I'm collaborating with him, first attempting to recreate this EZ layer for myself (which I have done), and next attempting to see the effects of microwave radiation. Considering the average cell has over 2 quadrillion water molecules, and that the human body is comprised of around 99% water molecules (by number of molecules, not volume), this EZ behavior and its interaction with light is quite important. The generation of voltage - or lack of - is an important link to health. I realize this is a huge topic, and the possible dangers involved. I appreciate the heads up. If you are so inclined, I'd be curious to hear any feedback once you understand more details of my experiments.Thanks - Len

Len...thanks, glad to be of help, and a happy new year to you.Got a busy day but will look up GP later, sounds interesting stuff.How do you detect the change from H20 to H3O2?I wonder if this has anything to do with antibubbles, which I've always found fascinating?  I know they have a charge relative to the water that they form in.Anyway Len I will read up on GP and reply again thereafter.

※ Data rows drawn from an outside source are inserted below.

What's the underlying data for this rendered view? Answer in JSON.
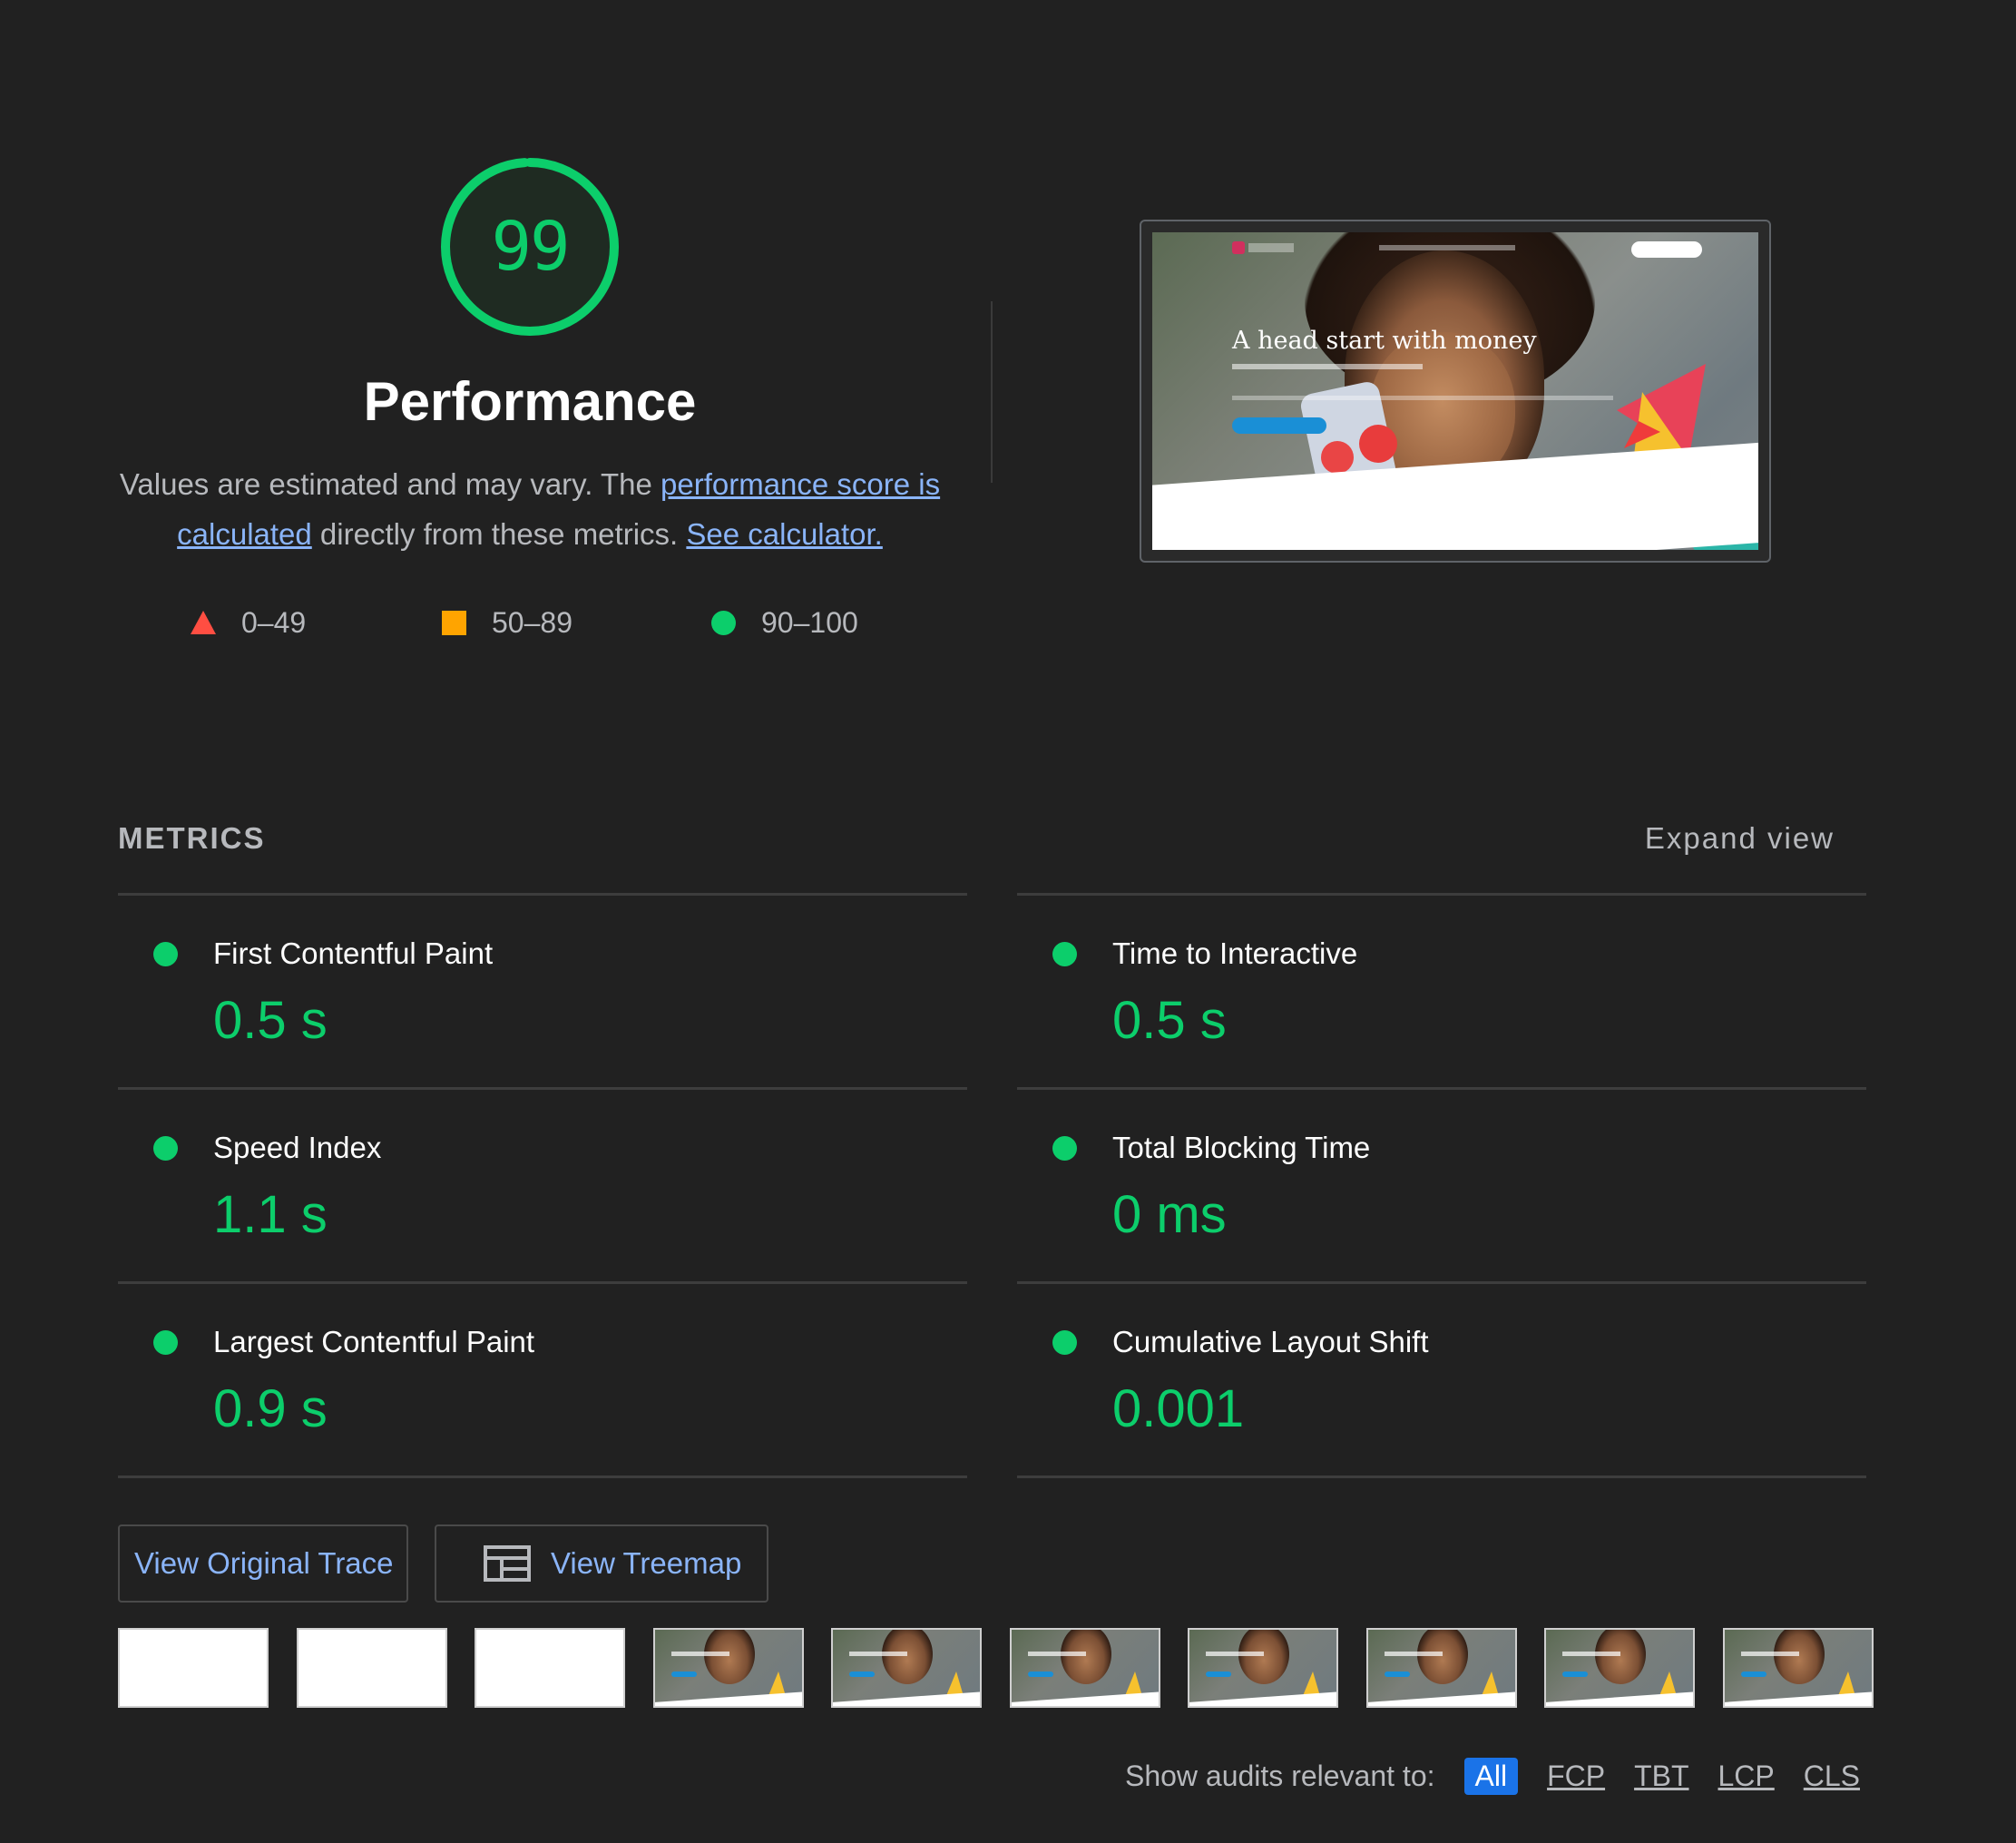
{
  "score": {
    "value": "99",
    "fraction": 0.99,
    "color": "#0cce6b"
  },
  "category": {
    "title": "Performance",
    "description_prefix": "Values are estimated and may vary. The ",
    "link_score": "performance score is calculated",
    "description_middle": " directly from these metrics. ",
    "link_calculator": "See calculator."
  },
  "scale": {
    "fail": {
      "label": "0–49",
      "color": "#ff4e42",
      "icon": "red-triangle"
    },
    "average": {
      "label": "50–89",
      "color": "#ffa400",
      "icon": "orange-square"
    },
    "pass": {
      "label": "90–100",
      "color": "#0cce6b",
      "icon": "green-circle"
    }
  },
  "final_screenshot": {
    "heading": "A head start with money"
  },
  "metrics": {
    "header": "METRICS",
    "expand": "Expand view",
    "left": [
      {
        "title": "First Contentful Paint",
        "value": "0.5 s"
      },
      {
        "title": "Speed Index",
        "value": "1.1 s"
      },
      {
        "title": "Largest Contentful Paint",
        "value": "0.9 s"
      }
    ],
    "right": [
      {
        "title": "Time to Interactive",
        "value": "0.5 s"
      },
      {
        "title": "Total Blocking Time",
        "value": "0 ms"
      },
      {
        "title": "Cumulative Layout Shift",
        "value": "0.001"
      }
    ]
  },
  "buttons": {
    "trace": "View Original Trace",
    "treemap": "View Treemap",
    "treemap_icon": "treemap-icon"
  },
  "filmstrip": {
    "frames": [
      "blank",
      "blank",
      "blank",
      "loaded",
      "loaded",
      "loaded",
      "loaded",
      "loaded",
      "loaded",
      "loaded"
    ]
  },
  "audit_filter": {
    "label": "Show audits relevant to:",
    "chips": [
      "All",
      "FCP",
      "TBT",
      "LCP",
      "CLS"
    ],
    "active": "All",
    "active_color": "#1a73e8"
  }
}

There is lots of information on GP out there. Of particular value is his book, "The Fourth Phase of Water". But to get right to it, check out the 3:40 min mark of this video: https://www.youtube.com/watch?v=JnGCMQ8TJ_gWater is contacting a hydrophilic surface, with a bunch of microspheres. In the presence of visible light, an exclusion zone (EZ) forms along the surface - H3O2, pushing all the amorphous water molecules along with the microspheres toward the center.GP has placed a microelectrode in that EZ space, and another in the amorphous area, and has measured something like 200 mV...can't remember the exact value. I've had pretty extensive discussions with Jerry - no mention of antibubbles..?

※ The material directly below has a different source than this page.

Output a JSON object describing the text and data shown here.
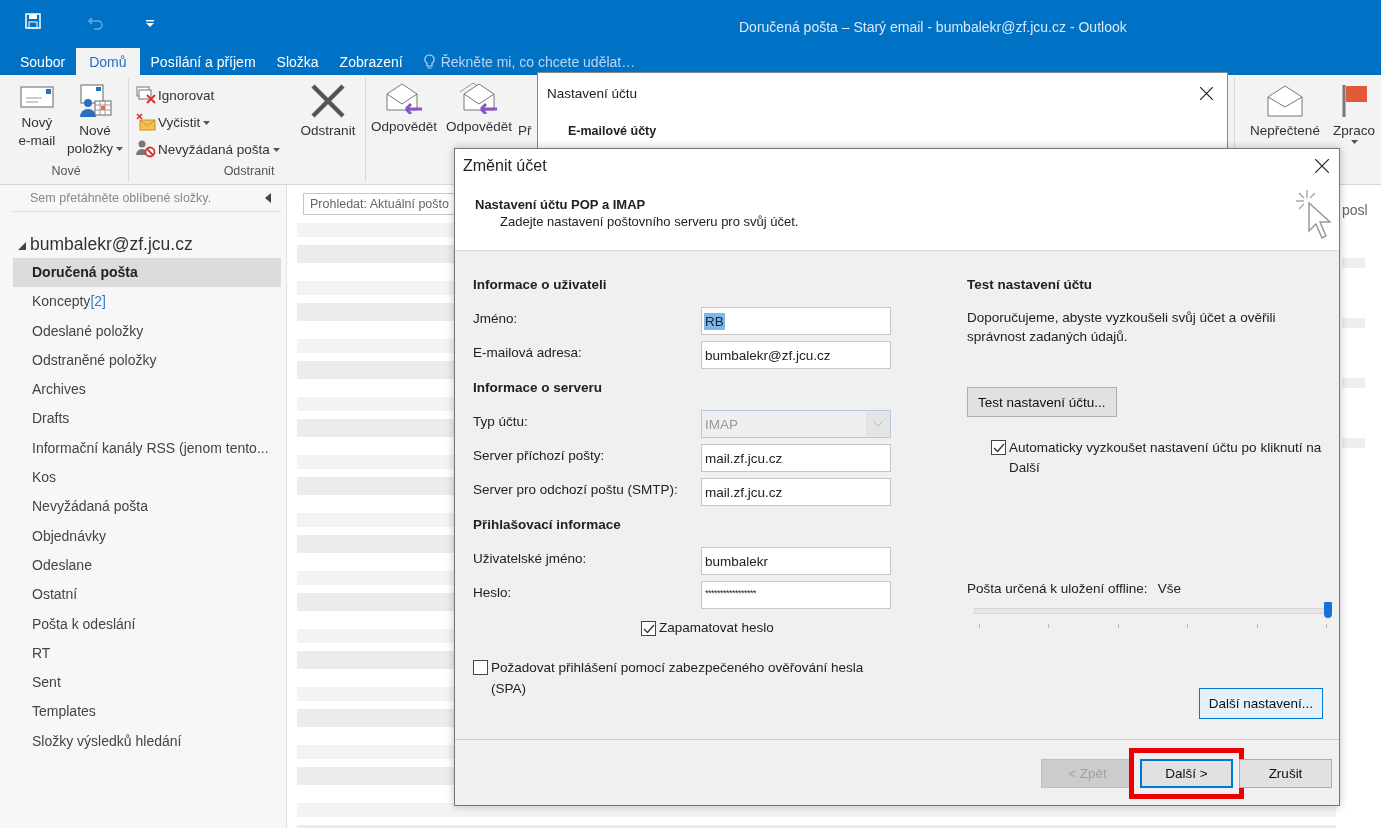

Len I looked up  H3O2 on Google and there are widespread references to it as a scam, used for promoting "healthy" water, though a couple of sites do say that Gerard Pollock's work has been hijacked for this purpose (kind of like the legitimate work of Nikola Tesla being used to promote "Energy from nothing" scams).  Can you comment on this?    

Yes, there is no shortage of scammers out there, either disputing Jerry's work,  hijacking it, etc. He is disrupting some very fundamental long held concepts of biology and physics, which is bound to ruffle feathers. The simple water molecule is vastly more complex than what current science allows for, not to mention its interactions with external energy. He had a similar disruption factor with his earlier book, "Cells, Gels and the Engines of Life". 

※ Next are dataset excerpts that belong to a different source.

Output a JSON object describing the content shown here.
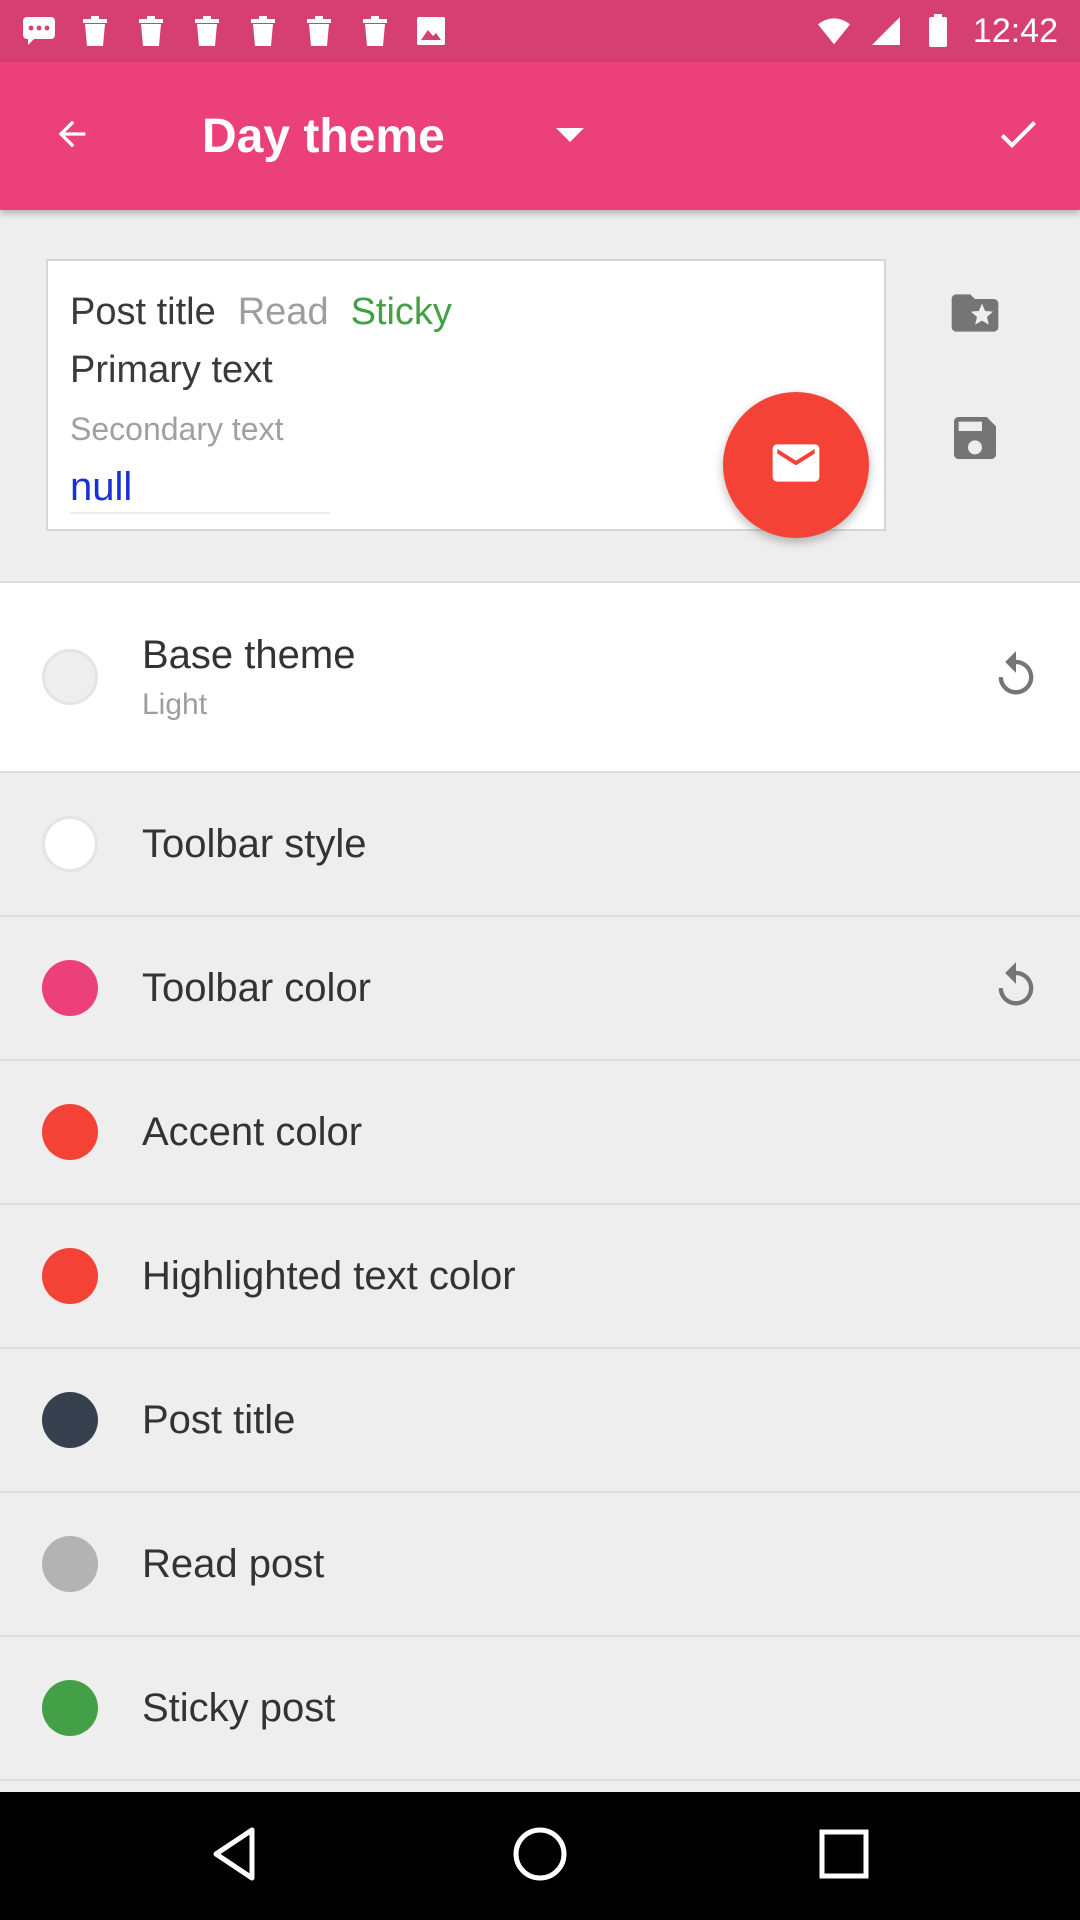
{
  "status_bar": {
    "time": "12:42"
  },
  "toolbar": {
    "title": "Day theme"
  },
  "preview": {
    "post_title": "Post title",
    "read": "Read",
    "sticky": "Sticky",
    "primary_text": "Primary text",
    "secondary_text": "Secondary text",
    "link_text": "null"
  },
  "settings": [
    {
      "label": "Base theme",
      "sublabel": "Light",
      "color": "#eeeeee",
      "resettable": true
    },
    {
      "label": "Toolbar style",
      "color": "#ffffff",
      "resettable": false
    },
    {
      "label": "Toolbar color",
      "color": "#ec407a",
      "resettable": true
    },
    {
      "label": "Accent color",
      "color": "#f44336",
      "resettable": false
    },
    {
      "label": "Highlighted text color",
      "color": "#f44336",
      "resettable": false
    },
    {
      "label": "Post title",
      "color": "#37404f",
      "resettable": false
    },
    {
      "label": "Read post",
      "color": "#b3b3b3",
      "resettable": false
    },
    {
      "label": "Sticky post",
      "color": "#43a047",
      "resettable": false
    }
  ],
  "colors": {
    "status_bar": "#d63f72",
    "toolbar": "#ec407a",
    "fab": "#f44336",
    "icon_grey": "#757575"
  },
  "icons": {
    "back": "arrow-back-icon",
    "dropdown": "arrow-drop-down-icon",
    "confirm": "check-icon",
    "folder": "folder-star-icon",
    "save": "floppy-save-icon",
    "fab": "mail-icon",
    "reset": "refresh-icon"
  }
}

Re promoting "healthy" water, I would say if one is actually creating EZ water, than absolutely yes - it is healthy, if consumed right away. But that's the question - is EZ water being created? And even if it were, it has to be then bottled and shipped off to consumers. The EZ would degrade after time, and now you're just purchasing "no longer energized" water. On the other hand, if some device were purchased so a consumer could create EZ at home or something - I can't say, I'm not familiar with these devices. But I can say the only way to be sure it was creating true EZ water would be to measure it - microelectrodes and a multi-meter.
So yeah, I suppose its a natural outcome for a scammer, a relatively simple way to capitalize on something subjective. How is the uninformed consumer to know?My main comment would be take it from the source. Keep poking around - the surface stuff you uncover may be more negative. As you dig deeper, check out some of the folks and organizations supporting him and his work. Pretty authentic and impressive.If you do have any interest in this subject, I again would recommend checking out "The Fourth Phase of Water". Very informative, reads a bit like a novel...almost. A nice explanation without (in some cases) overly technical concepts, very compelling, methodical, convincing.